COFER BLACK : Comme je l’ai dit précédemment, plus de 172 pays ont pris des mesures pour bloquer plus de 136 millions de dollars d’avoirs liés aux terroristes. Plus de 290 entités ou groupes terroristes ont été classés en tant que tels en vertu du décret présidentiel 1332 qui permet de geler leurs avoirs ; 685 comptes liés aux terroristes ont été bloqués à travers le monde, dont 106 aux Etats-Unis. Plus de 180 pays ont adopté une législation se rapportant aux terroristes et 84 ont établi des services de renseignements financiers.

Les terroristes ont beaucoup plus de difficulté, à l’heure actuelle, à collecter des fonds et à les acheminer. Ils doivent désormais être sur leurs gardes en se demandant s’ils peuvent sans crainte mobiliser et déplacer des fonds, planifier des opérations et les exécuter.

DAVID DENNY : Les Etats-Unis continuent-ils à collaborer avec les organisations régionales et internationales pour mettre au point des approches communes dans la campagne mondiale contre le terrorisme ? Dans l’affirmative, quelles sont certaines de ces approches ?

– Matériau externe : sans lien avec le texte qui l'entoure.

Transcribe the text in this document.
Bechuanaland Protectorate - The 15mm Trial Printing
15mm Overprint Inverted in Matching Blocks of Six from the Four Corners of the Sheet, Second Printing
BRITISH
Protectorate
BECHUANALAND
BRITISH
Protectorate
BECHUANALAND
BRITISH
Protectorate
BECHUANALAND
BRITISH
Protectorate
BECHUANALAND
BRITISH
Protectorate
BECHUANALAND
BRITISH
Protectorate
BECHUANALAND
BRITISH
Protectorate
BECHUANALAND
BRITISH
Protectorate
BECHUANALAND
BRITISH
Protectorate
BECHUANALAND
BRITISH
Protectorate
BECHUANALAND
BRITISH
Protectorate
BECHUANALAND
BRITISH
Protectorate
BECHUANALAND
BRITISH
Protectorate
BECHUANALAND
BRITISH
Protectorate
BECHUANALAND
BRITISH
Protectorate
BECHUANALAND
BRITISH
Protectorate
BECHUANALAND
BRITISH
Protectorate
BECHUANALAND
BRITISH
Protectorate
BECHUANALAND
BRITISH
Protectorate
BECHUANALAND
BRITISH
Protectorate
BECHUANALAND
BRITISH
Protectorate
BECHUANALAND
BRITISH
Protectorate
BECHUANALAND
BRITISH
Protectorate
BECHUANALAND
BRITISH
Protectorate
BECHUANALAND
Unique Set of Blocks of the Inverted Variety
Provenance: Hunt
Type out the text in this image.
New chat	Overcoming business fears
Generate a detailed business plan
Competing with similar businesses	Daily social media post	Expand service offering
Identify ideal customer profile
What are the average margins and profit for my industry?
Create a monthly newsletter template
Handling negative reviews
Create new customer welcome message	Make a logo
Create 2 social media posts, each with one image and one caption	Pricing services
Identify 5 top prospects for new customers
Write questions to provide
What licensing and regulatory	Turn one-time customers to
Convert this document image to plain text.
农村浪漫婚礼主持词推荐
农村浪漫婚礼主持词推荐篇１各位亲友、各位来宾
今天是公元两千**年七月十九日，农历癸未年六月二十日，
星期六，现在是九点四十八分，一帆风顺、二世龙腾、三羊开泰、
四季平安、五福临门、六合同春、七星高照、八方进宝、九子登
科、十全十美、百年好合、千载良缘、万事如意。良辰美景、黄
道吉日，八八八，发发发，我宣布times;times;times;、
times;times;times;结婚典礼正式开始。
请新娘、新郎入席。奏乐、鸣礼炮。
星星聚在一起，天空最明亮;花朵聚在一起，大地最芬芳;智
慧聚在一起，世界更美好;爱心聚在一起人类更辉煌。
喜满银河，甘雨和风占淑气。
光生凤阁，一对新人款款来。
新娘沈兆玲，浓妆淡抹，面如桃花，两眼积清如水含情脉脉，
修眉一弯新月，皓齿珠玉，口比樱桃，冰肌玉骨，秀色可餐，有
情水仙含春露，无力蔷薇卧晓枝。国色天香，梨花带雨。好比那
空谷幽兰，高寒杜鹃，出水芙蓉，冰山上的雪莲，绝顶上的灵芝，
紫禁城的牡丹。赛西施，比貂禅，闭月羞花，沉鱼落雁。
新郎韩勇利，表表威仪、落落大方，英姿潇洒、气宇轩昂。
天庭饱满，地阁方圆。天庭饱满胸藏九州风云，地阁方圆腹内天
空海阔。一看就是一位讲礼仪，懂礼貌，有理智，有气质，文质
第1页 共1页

COFER BLACK : Nous agissons évidemment sur les plans bilatéral, multilatéral et régional pour accroître notre lutte mondiale contre le terrorisme en tant que pièce maîtresse de cette campagne. Ainsi, tout dernièrement, au sommet du G8 tenu à Evian en 2003, les dirigeants ont établi un Groupe d’action contre le terrorisme, ou GACT, composé de pays donateurs, pour accroître et coordonner la formation et l’assistance aux pays qui désirent combattre le terrorisme mais ne possèdent pas le savoir-faire nécessaire, nous concentrant sur des domaines cruciaux tels que le financement du terrorisme, la douane et l’immigration, le trafic illicite des armes, la police et l’application des lois. De même, le programme de financement militaire du département d’Etat, qui se concentre sur le professionnalisme militaire et l’équipement de forces armées étrangères souvent débordées, fournit un apport direct de ressources dont celles-ci ont grandement besoin pour combattre le terrorisme.

DAVID DENNY : Ceci comprend-il la formation, en plus de l’équipement ?

COFER BLACK : Oui.

DAVID DENNY : Enfin, les Etats-Unis ont commencé à proposer une formation supplémentaire et des consultations aux autres pays qui désirent développer ou améliorer leurs mesures contre le terrorisme. Pouvez-vous me donner des exemples de la façon dont cela se passe ?

COFER BLACK : Je pense l’avoir fait. Je citerai comme exemple le fait que, le 11 septembre, seuls deux pays avaient adhéré aux douze conventions et protocoles internationaux contre le terrorisme. Or actuellement, plus de 30 pays ont adhéré à toutes ces conventions et bien d’autres sont devenues parties à la plupart de ces conventions et protocoles et ont adopté la législation assurant leur application.

Source : départment d’État.

Note du Réseau Voltaire : le Washington File est une publication du département d’État. Dans cet entretien, le journaliste est donc un employé de l’ambassadeur qu’il interroge.